The preference table 190 may include, for example, the list of products (from the list I 0) versus the list of actual purchases, the respective prices, discounts, coupons, frequency of purchase, and so on. The preference table 190 may be in a database or XML format, for example, and may be dynamic, changing with the consumer's changing tastes or needs (adding a member to the household, for example a child or pet, dietary restrictions in place by a physician, and so on).

The preference table 190 may be used by the store to generate a coupon that could be sent to a targeted consumer for a certain product during a certain time, for example, if the user is identified as a “coupon shopper.” The discounted coupons given by the retailer may be different for different consumers depending on the preference table associated with that consumer.
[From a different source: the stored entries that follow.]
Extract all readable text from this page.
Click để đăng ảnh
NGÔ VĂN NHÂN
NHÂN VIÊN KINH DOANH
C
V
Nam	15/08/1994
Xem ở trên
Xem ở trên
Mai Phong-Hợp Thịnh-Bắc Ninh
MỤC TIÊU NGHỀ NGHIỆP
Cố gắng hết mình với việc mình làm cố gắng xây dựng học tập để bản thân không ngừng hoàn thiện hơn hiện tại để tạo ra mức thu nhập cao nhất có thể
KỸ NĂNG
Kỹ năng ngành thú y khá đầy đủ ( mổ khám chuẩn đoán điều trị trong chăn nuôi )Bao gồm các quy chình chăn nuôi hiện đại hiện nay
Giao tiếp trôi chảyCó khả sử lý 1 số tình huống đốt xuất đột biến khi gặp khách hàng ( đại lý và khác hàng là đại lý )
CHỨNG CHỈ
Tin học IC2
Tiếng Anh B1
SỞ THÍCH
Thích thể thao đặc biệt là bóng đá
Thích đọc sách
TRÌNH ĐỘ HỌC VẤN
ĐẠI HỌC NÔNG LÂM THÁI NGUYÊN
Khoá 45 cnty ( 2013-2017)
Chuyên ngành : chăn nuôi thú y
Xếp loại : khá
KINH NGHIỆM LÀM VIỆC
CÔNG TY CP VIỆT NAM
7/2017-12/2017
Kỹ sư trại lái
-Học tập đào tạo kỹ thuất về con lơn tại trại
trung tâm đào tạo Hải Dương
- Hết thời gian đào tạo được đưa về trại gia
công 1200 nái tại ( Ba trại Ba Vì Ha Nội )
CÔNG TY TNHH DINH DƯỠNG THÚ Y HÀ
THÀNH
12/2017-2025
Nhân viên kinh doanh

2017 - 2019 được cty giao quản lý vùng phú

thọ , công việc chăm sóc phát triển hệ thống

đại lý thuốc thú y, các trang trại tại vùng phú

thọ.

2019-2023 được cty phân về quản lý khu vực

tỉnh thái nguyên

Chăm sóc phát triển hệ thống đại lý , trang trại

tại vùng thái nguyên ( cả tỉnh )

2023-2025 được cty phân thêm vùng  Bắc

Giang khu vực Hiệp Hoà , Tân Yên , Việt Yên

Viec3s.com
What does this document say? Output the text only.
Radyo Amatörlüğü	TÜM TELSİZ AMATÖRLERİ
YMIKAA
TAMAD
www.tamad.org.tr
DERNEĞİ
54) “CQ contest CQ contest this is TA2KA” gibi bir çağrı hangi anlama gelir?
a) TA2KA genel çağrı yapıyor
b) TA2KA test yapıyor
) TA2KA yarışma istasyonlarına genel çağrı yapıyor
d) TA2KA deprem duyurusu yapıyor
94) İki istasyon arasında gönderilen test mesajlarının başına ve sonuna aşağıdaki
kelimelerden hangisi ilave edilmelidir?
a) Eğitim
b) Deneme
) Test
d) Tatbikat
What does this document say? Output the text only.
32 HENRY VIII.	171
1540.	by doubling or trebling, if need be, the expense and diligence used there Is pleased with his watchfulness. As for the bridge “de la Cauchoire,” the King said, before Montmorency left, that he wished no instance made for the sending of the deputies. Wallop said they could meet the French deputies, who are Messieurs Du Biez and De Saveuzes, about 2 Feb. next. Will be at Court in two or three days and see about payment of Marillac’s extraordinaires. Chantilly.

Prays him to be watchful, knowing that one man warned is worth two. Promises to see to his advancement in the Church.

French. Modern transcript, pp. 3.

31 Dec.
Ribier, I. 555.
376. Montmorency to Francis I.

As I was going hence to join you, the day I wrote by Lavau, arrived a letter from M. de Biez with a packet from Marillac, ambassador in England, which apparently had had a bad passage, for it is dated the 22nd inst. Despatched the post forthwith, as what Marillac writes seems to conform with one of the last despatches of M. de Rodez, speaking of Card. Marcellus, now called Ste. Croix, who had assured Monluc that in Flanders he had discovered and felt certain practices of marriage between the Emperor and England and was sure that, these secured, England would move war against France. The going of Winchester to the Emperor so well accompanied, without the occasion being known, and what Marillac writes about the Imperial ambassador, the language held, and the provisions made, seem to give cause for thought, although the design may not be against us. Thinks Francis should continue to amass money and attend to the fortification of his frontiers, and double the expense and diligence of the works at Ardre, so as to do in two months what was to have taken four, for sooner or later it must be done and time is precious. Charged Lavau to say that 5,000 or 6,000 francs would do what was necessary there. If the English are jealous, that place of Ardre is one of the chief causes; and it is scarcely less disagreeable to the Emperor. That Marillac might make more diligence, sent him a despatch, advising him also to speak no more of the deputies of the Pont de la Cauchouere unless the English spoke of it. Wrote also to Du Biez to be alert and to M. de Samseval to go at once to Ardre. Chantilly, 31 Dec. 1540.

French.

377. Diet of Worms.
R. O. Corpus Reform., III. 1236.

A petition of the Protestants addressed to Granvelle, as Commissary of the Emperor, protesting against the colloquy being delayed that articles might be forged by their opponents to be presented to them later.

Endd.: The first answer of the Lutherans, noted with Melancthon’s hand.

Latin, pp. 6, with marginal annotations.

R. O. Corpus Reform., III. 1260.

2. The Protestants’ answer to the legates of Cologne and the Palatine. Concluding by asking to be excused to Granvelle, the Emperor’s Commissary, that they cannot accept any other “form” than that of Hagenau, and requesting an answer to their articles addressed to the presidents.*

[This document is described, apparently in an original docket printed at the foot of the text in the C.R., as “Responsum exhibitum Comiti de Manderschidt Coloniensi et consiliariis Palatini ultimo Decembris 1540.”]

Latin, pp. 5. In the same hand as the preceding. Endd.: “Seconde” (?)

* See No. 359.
A method and system for tracking the purchasing habits of a consumer has been disclosed. The present invention has been described in accordance with the embodiments shown, and one of ordinary skill in the art will readily recognize that there could be variations to the embodiments, and any variations would be within the spirit and scope of the present invention. Accordingly, many modifications may be made by one of ordinary skill in the art without departing from the spirit and scope of the appended claims.